Figure 8.

(A) MCF-10A cells were plated for 48 hr in the presence of 50 μg/ml control antibody, 25 μg/ml P1B5 (an α3 integrin-inhibitory antibody), 25 μg/ml P1B5 on RTC-coated wells, 25 μg/ml GoH3 (an α6 integrin-inhibitory antibody), a 1:250 dilution of an inhibitory antibody against FN, and a 1:50 dilution of P1E6 (an α2 integrin-inhibitory antibody). At 48 hr the cells were trypsinized and counted.

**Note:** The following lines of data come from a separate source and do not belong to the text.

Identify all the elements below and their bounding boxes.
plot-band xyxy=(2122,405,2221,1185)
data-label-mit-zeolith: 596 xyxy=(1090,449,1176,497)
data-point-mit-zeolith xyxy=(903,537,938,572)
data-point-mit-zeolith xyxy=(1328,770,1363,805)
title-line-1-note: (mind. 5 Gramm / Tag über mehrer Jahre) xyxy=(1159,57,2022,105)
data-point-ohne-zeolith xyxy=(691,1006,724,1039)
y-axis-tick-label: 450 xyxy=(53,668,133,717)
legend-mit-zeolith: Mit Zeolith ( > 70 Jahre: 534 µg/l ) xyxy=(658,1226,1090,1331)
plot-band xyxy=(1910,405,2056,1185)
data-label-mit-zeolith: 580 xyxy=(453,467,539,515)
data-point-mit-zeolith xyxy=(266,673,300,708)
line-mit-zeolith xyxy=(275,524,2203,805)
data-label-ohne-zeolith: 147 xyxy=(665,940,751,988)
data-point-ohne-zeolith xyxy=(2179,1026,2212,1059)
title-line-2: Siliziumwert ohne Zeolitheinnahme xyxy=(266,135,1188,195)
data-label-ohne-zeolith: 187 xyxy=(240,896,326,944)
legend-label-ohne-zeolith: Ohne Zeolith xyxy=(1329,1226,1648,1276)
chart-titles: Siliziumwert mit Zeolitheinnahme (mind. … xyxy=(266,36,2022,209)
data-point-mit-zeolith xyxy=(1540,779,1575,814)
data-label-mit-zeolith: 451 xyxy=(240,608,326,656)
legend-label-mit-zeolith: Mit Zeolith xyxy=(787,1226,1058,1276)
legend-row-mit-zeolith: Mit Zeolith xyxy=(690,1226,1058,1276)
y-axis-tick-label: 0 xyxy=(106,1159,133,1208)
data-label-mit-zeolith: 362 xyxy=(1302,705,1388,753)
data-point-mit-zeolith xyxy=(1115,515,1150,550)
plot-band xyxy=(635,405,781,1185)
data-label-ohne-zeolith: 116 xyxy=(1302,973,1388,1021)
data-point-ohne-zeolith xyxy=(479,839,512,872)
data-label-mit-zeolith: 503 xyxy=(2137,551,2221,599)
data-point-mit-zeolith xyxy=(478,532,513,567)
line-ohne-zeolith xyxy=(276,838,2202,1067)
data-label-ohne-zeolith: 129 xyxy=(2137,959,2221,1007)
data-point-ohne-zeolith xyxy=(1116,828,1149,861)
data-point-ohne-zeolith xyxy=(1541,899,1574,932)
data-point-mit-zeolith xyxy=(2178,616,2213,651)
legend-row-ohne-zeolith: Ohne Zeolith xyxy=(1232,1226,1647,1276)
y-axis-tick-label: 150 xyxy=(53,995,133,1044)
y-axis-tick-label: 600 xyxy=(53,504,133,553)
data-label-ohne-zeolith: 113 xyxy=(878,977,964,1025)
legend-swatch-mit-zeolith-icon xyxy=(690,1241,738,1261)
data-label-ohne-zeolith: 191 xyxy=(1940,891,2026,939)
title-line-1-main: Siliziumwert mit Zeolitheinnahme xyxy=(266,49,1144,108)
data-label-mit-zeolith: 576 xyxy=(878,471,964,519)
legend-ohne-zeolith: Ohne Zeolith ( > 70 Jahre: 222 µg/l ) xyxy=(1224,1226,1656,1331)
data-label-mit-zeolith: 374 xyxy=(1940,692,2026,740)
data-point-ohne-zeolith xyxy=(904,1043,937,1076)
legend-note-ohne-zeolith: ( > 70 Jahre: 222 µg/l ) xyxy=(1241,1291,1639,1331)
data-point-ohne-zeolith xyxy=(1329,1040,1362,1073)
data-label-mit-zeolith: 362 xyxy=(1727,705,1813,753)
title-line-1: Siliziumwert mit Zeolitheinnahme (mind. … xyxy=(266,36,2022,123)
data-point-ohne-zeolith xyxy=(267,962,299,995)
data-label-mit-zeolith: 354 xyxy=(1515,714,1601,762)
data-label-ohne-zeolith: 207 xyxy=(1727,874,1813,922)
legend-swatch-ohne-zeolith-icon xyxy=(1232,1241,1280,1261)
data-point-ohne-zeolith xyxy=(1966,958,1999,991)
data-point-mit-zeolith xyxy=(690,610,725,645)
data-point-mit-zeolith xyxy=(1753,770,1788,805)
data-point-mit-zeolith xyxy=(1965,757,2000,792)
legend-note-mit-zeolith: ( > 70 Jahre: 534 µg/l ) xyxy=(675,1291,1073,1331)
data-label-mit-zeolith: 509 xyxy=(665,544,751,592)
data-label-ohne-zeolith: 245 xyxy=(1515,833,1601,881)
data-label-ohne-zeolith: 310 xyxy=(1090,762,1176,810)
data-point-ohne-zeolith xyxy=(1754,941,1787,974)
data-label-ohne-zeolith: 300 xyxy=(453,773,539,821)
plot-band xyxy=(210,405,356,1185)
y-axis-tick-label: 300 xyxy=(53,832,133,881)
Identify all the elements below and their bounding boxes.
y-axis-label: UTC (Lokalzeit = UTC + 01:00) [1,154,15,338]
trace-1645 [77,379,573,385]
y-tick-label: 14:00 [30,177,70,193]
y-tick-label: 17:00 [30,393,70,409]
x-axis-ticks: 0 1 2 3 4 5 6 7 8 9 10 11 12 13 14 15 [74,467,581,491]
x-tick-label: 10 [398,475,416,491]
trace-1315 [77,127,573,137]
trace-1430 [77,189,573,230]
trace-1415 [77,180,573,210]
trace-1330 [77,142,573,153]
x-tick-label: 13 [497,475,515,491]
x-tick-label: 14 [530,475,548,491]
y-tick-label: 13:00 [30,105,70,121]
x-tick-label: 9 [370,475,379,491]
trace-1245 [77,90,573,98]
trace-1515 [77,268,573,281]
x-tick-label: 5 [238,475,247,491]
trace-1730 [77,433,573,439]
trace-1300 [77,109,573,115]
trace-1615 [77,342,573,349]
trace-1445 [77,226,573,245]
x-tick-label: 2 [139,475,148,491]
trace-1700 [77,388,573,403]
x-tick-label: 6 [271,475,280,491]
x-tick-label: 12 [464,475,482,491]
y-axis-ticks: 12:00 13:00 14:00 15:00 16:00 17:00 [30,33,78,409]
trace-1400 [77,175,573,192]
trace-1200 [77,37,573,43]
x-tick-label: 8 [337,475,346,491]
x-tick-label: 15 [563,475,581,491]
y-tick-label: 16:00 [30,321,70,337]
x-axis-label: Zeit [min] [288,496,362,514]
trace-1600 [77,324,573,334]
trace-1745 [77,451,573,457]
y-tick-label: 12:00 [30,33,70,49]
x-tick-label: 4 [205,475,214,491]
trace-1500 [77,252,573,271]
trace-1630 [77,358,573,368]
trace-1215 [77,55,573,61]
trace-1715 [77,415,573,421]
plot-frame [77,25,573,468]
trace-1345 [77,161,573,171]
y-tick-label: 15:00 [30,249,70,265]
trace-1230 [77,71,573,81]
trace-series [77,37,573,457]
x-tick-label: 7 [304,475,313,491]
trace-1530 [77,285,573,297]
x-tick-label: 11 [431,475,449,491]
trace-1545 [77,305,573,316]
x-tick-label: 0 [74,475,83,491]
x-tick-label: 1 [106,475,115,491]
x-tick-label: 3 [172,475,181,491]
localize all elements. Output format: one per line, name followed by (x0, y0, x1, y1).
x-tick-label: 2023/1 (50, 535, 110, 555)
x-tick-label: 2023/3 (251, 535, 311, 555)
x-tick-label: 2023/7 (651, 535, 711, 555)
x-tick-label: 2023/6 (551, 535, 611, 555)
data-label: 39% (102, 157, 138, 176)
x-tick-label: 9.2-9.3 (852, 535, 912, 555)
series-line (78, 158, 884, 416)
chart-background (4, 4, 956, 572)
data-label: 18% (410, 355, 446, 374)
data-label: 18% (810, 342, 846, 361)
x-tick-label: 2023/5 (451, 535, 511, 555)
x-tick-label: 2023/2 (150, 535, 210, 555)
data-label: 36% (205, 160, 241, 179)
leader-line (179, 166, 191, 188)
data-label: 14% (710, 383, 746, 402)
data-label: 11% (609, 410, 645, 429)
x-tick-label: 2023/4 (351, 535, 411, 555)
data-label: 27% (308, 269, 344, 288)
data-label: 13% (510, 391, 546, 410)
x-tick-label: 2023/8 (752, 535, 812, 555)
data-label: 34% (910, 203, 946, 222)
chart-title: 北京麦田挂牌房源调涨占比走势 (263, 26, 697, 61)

To confirm that the anti-FN antibody and P1E6 are function-inhibiting in our hands, we undertook adhesion assays in which 2 × 10⁵ MCF-10A cells and OVCA429 cells were plated onto either FN- or RTC-coated wells of a 96-well plate (B). (B) Left panel, the anti-FN antibody inhibits the attachment of MCF-10A to the FN-coated wells by 37%. Right panel, P1E6 inhibits the adhesion of OVCA429 cells to RTC by 49%. The latter confirms the results of Moser et al. (1996). The SDs indicated in the graphs in B were determined from the data derived from three trials. (C) MCF-10A cells were plated into medium containing 50 μg/ml control antibody, 50 μg/ml RG13 antibody, or 50 μg/ml RG13 antibody together with a 1:5 dilution of hybridoma medium containing the β1 integrin-activating antibody TS2/16.2.1 or 50 μg/ml 3E1 antibody. As in A, at 48 hr the cells were trypsinized and counted. In A and C, % Proliferation indicates the increase in cell number as a percentage of that observed in the control antibody-treated cell population. In A and C, the control cell population expanded from 2 × 10⁴ to 1.025 × 10⁵ or from 2 × 10⁴ to 1.18 × 10⁵ after 48 hr (100%).